Founder and Head Coach Terry Laughlin was just heading home from Japan that day, so I was greeted by Betsy and the Beast, respectively Terry's daughter and the indescribable Shane Eversfield.

Never in your life have you ever seen such a ludicrous juxtaposition of visual icons as my 5'8" 245 lbs slab of rent-a-carcass standing beside Shane's meticulously tuned 6'6" world class triathlon frame. I wish I had filmed it for posterity, but it is still much too soon and embarrassing to post 'before' and 'after' photos. Maybe in another six months.

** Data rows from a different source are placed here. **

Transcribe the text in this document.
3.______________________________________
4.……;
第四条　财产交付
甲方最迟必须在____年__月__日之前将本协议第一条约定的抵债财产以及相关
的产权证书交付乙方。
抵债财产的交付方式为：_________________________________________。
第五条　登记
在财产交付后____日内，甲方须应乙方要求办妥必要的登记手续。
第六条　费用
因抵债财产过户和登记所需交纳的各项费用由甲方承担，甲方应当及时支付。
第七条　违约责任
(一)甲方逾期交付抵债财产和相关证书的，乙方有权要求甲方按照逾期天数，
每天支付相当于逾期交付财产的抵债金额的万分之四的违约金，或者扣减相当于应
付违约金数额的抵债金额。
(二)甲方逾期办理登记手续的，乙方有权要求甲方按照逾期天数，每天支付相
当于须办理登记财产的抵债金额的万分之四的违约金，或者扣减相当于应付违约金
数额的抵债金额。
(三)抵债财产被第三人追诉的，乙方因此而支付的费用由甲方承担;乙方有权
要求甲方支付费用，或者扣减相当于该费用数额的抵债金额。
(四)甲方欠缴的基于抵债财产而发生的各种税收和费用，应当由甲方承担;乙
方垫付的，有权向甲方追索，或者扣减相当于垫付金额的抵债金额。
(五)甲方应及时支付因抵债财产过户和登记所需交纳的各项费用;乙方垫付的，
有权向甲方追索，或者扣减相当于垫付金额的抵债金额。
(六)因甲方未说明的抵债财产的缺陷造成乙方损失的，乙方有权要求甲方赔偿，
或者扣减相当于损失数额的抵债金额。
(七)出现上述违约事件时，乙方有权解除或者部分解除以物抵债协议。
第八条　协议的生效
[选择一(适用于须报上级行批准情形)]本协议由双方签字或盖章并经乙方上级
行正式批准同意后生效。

Over four days, two hours per day, Shane introduced me to the barest rudiments of Total Immersion swimming. Good thing I have a gift for understanding theory, because I was teat useless at execution all that week. Shane's endless patience only left me feeling even more embarrassed. I kept wishing he'd yell at me, mercilessly tease me and shame me into some sort of overt howl of repentence.

But no. Not Shane. Instead I had to suffer the even greater shame of a four day litany of the sweetest 1960's California (Hawai'i) freak-rap ego strokes, replete with groovies and neats and renaissant cools... until, as the week mercifully drew to a close, I was treated to the ultimate blessing of, "... now THAT came dangerously close to swimming!"

As I drove off for Montreal and airplane rides that would eventually take me back to my arctic home in Nunavut, I knew something profound had changed. In later conversations with Shane and Terry, I got a little carried away with analogies to the 4th Century Desert Fathers, St. John of the Cross and Teresa of Avilla, but the truth remained that Terry has gifted the world with a kinetic counterpoint to contemplation that is ideally suited to North America, the boomer generation, and the next third of human life. Sixty to ninety. 6290

This realization seemed so fundamental that I decided to demote all my other priorities for a full year to recover my physical health and, literally, save my life. All my other priorities can darn well fall by the wayside if need be, until I am firmly established in a new routine of easy perpetual motion that might culminate in moments of infused contemplation.

Such has been my focus since I arrived back in Nunavut and entered our tiny Iqaluit municipal swimming pool for my first session at 11:30 AM on March 14th.

I will leave you with only one additional tiding until the next installment in this story.

I awoke this morning, with no pain, no hunger pangs and no penitential compunctions. After barely three months, I weigh 220 lbs rather than 245 and can reasonably expect to reach 210 by Labour Day, 200 by Christmas, and 180 by this time next year.